Mr. Speaker, because the tariff will be reduced to zero over 15 years, with the phase-out to begin after a three-year waiting period, the recommendation by the Standing Committee on International Trade suggested that the government adopt a vigorous policy to promote the development of the shipbuilding industry. In fact, the government should adopt that kind of policy, to be implemented as quickly as possible.

It must be recalled that for the 10 years that negotiations went on, particularly in 2000, the Shipbuilding Association of Canada did not agree with the government’s policy. The tariff reduction period was much shorter still. Ultimately, the Association agreed to the reduction in the tariff, but over a 15-year period, and after a three-year waiting period. When representatives of shipyards appeared at the committee, they asked that priority be given to two measures: allowing purchasers of Canadian ships to take advantage of accelerated depreciation and adopting a structured financing facility.

My colleague can tell you this, because I will give him an opportunity to reiterate it: the Bloc Québécois is making many more recommendations than this; there are numerous others. These are things that should be adopted as quickly as possible to assist the shipbuilding industry. I would therefore ask that my colleague elaborate a little on all of the proposals made to the Conservative government by the Bloc Québécois.

Canada-EFTA Free Trade Agreement Implementation Act February 2nd, 2009

Mr. Speaker, I am certain that during the Speech from the Throne and the fall budget, the NDP member lost any inkling of confidence in the Conservative government, as did we. We can hear it in his remarks; it is obvious.

As for government procurement, my colleague also knows that the government, within this free trade agreement, remains perfectly free to purchase in Canada, subject to the WTO agreement on government procurement, of course.

Furthermore, we see on page 172 of the 2009 budget, Canada's economic action plan, that, “The Government is investing $175 million on a cash basis for the procurement of new Coast Guard vessels and to undertake vessel life extensions and refits for aging vessels.” In this case, the government felt it had to specify “on a cash basis” because it wants to tell people that it will invest this year. “While contracts have not yet been awarded, work will be conducted in Canada.”

And just because there is a small component on page 172 that could help Canada's shipbuilding industry does not mean that we should vote for the budget. Overall, we know what it is and since the trust has been broken, we do not believe all of the Conservative Party promises.

Does the member not believe that we will be able to influence the government so that it will give the shipbuilding industry a chance to develop over the 15 year period when the vessel tariffs are in the process of completely disappearing?

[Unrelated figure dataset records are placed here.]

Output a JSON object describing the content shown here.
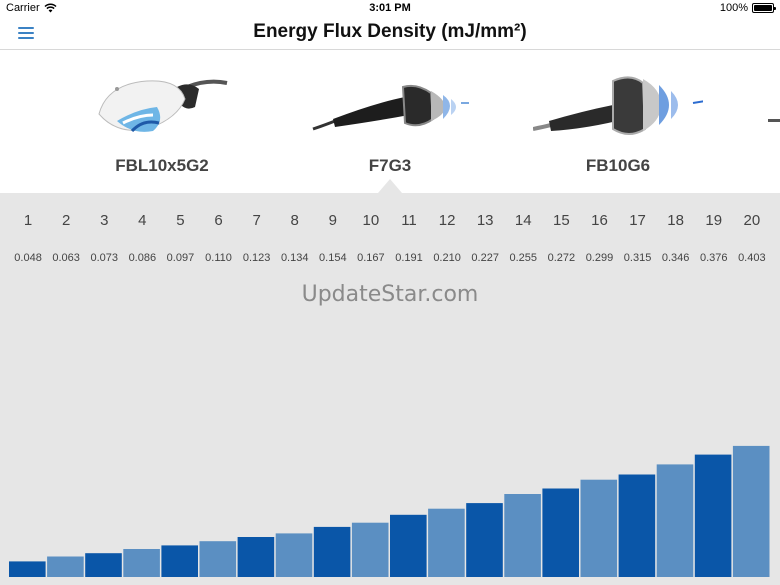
{
  "status_bar": {
    "carrier": "Carrier",
    "time": "3:01 PM",
    "battery": "100%"
  },
  "nav": {
    "title": "Energy Flux Density (mJ/mm²)"
  },
  "devices": [
    {
      "name": "FBL10x5G2",
      "selected": false
    },
    {
      "name": "F7G3",
      "selected": true
    },
    {
      "name": "FB10G6",
      "selected": false
    }
  ],
  "watermark": "UpdateStar.com",
  "colors": {
    "accent": "#3b82c4",
    "bar_dark": "#0a56a8",
    "bar_light": "#5b8fc2",
    "panel_bg": "#e6e6e6"
  },
  "chart_data": {
    "type": "bar",
    "categories": [
      "1",
      "2",
      "3",
      "4",
      "5",
      "6",
      "7",
      "8",
      "9",
      "10",
      "11",
      "12",
      "13",
      "14",
      "15",
      "16",
      "17",
      "18",
      "19",
      "20"
    ],
    "values": [
      0.048,
      0.063,
      0.073,
      0.086,
      0.097,
      0.11,
      0.123,
      0.134,
      0.154,
      0.167,
      0.191,
      0.21,
      0.227,
      0.255,
      0.272,
      0.299,
      0.315,
      0.346,
      0.376,
      0.403
    ],
    "value_labels": [
      "0.048",
      "0.063",
      "0.073",
      "0.086",
      "0.097",
      "0.110",
      "0.123",
      "0.134",
      "0.154",
      "0.167",
      "0.191",
      "0.210",
      "0.227",
      "0.255",
      "0.272",
      "0.299",
      "0.315",
      "0.346",
      "0.376",
      "0.403"
    ],
    "ylim": [
      0,
      1.18
    ],
    "grid": false
  }
}
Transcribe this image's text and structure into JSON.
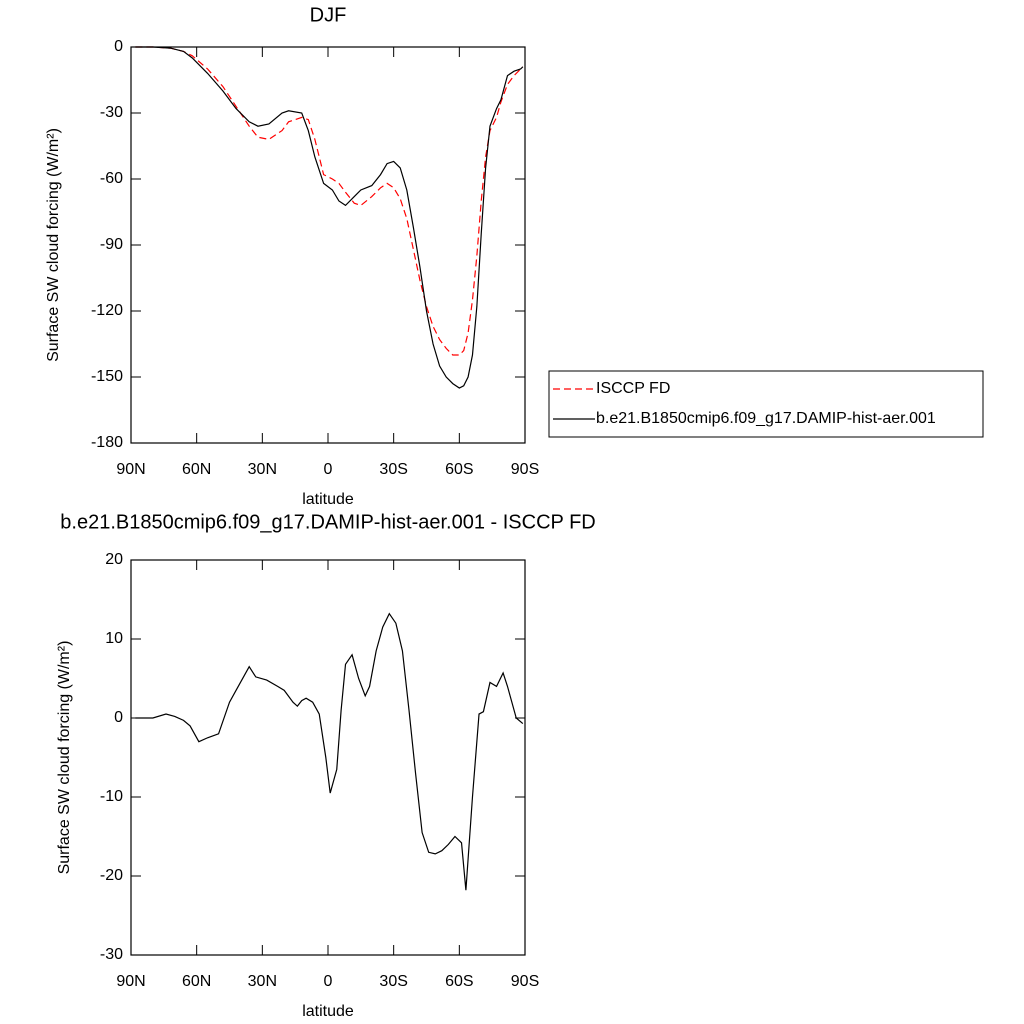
{
  "chart_data": [
    {
      "type": "line",
      "title": "DJF",
      "xlabel": "latitude",
      "ylabel": "Surface SW cloud forcing (W/m²)",
      "x": [
        88,
        80,
        72,
        66,
        62,
        55,
        48,
        42,
        36,
        32,
        27,
        21,
        18,
        12,
        9,
        6,
        2,
        -2,
        -5,
        -8,
        -12,
        -15,
        -20,
        -24,
        -27,
        -30,
        -33,
        -36,
        -39,
        -42,
        -45,
        -48,
        -51,
        -54,
        -57,
        -60,
        -62,
        -64,
        -66,
        -68,
        -70,
        -72,
        -74,
        -77,
        -79,
        -82,
        -85,
        -88,
        -89
      ],
      "series": [
        {
          "name": "ISCCP FD",
          "color": "#ff0000",
          "linestyle": "dashed",
          "values": [
            0,
            0,
            -0.5,
            -2,
            -4,
            -10,
            -18,
            -27,
            -36,
            -41,
            -42,
            -38,
            -34,
            -32,
            -33,
            -42,
            -58,
            -60,
            -62,
            -66,
            -71,
            -72,
            -68,
            -64,
            -62,
            -64,
            -69,
            -78,
            -92,
            -106,
            -118,
            -127,
            -133,
            -137,
            -140,
            -140,
            -138,
            -130,
            -115,
            -95,
            -70,
            -50,
            -38,
            -32,
            -25,
            -17,
            -13,
            -10,
            -9
          ]
        },
        {
          "name": "b.e21.B1850cmip6.f09_g17.DAMIP-hist-aer.001",
          "color": "#000000",
          "linestyle": "solid",
          "values": [
            0,
            0,
            -0.5,
            -2,
            -5,
            -12,
            -20,
            -28,
            -34,
            -36,
            -35,
            -30,
            -29,
            -30,
            -38,
            -50,
            -62,
            -65,
            -70,
            -72,
            -68,
            -65,
            -63,
            -58,
            -53,
            -52,
            -55,
            -65,
            -82,
            -100,
            -120,
            -135,
            -145,
            -150,
            -153,
            -155,
            -154,
            -150,
            -140,
            -118,
            -85,
            -55,
            -36,
            -28,
            -24,
            -13,
            -11,
            -10,
            -9
          ]
        }
      ],
      "xlim": [
        90,
        -90
      ],
      "xticks": [
        {
          "value": 90,
          "label": "90N"
        },
        {
          "value": 60,
          "label": "60N"
        },
        {
          "value": 30,
          "label": "30N"
        },
        0,
        {
          "value": -30,
          "label": "30S"
        },
        {
          "value": -60,
          "label": "60S"
        },
        {
          "value": -90,
          "label": "90S"
        }
      ],
      "ylim": [
        -180,
        0
      ],
      "yticks": [
        0,
        -30,
        -60,
        -90,
        -120,
        -150,
        -180
      ],
      "legend": "right"
    },
    {
      "type": "line",
      "title": "b.e21.B1850cmip6.f09_g17.DAMIP-hist-aer.001 - ISCCP FD",
      "xlabel": "latitude",
      "ylabel": "Surface SW cloud forcing (W/m²)",
      "x": [
        88,
        80,
        74,
        70,
        66,
        63,
        59,
        55,
        50,
        45,
        42,
        38,
        36,
        33,
        28,
        23,
        20,
        16,
        14,
        12,
        10,
        7,
        4,
        1,
        -1,
        -4,
        -6,
        -8,
        -11,
        -14,
        -17,
        -19,
        -22,
        -25,
        -28,
        -31,
        -34,
        -37,
        -40,
        -43,
        -46,
        -49,
        -52,
        -55,
        -58,
        -61,
        -63,
        -66,
        -69,
        -71,
        -74,
        -77,
        -80,
        -82,
        -86,
        -89
      ],
      "series": [
        {
          "color": "#000000",
          "linestyle": "solid",
          "values": [
            0,
            0,
            0.5,
            0.2,
            -0.3,
            -1,
            -3,
            -2.5,
            -2,
            2,
            3.5,
            5.5,
            6.5,
            5.2,
            4.8,
            4,
            3.5,
            2,
            1.5,
            2.2,
            2.5,
            2,
            0.5,
            -5,
            -9.5,
            -6.5,
            1,
            6.8,
            8,
            5,
            2.8,
            4,
            8.5,
            11.5,
            13.2,
            12,
            8.5,
            1,
            -7,
            -14.5,
            -17,
            -17.2,
            -16.8,
            -16,
            -15,
            -15.8,
            -21.8,
            -10,
            0.5,
            0.8,
            4.5,
            4,
            5.7,
            4,
            0,
            -0.7
          ]
        }
      ],
      "xlim": [
        90,
        -90
      ],
      "xticks": [
        {
          "value": 90,
          "label": "90N"
        },
        {
          "value": 60,
          "label": "60N"
        },
        {
          "value": 30,
          "label": "30N"
        },
        0,
        {
          "value": -30,
          "label": "30S"
        },
        {
          "value": -60,
          "label": "60S"
        },
        {
          "value": -90,
          "label": "90S"
        }
      ],
      "ylim": [
        -30,
        20
      ],
      "yticks": [
        20,
        10,
        0,
        -10,
        -20,
        -30
      ]
    }
  ]
}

Canada-EFTA Free Trade Agreement Implementation Act February 2nd, 2009

By the Liberals and Conservatives.

Canada-EFTA Free Trade Agreement Implementation Act February 2nd, 2009

Mr. Speaker, I would like to ask my colleague a question. Just this morning I asked the Minister of International Trade a question about measures for the shipbuilding industry.

We know very well that Norway, a party to this free trade agreement, provided very large subsidies for many years to its industry to develop its expertise and global competitiveness. Given the new guidelines for direct subsidies to industries, Norway now has less leeway.

Today, to compete with Norway and shipbuilding firms from all over the world, Canadian and Quebec shipbuilders need a certain amount of assistance in order to modernize while tariffs are being phased out. This process will start in three years and will take place over 15 years. The Bloc Québécois presented several measures in this regard and firmly believes that the government should implement them.

I would like to go back to the question I asked the minister this morning. Rather than stating that he would be introducing measures to assist with the development of the shipbuilding industry, he merely stated that he would be watching carefully that Norway does not provide further subsidies. However, that is not the problem. If we want to have a healthy shipbuilding industry, we need to have measures in place.

I would ask my colleague to elaborate on the measures presented by the Bloc Québécois.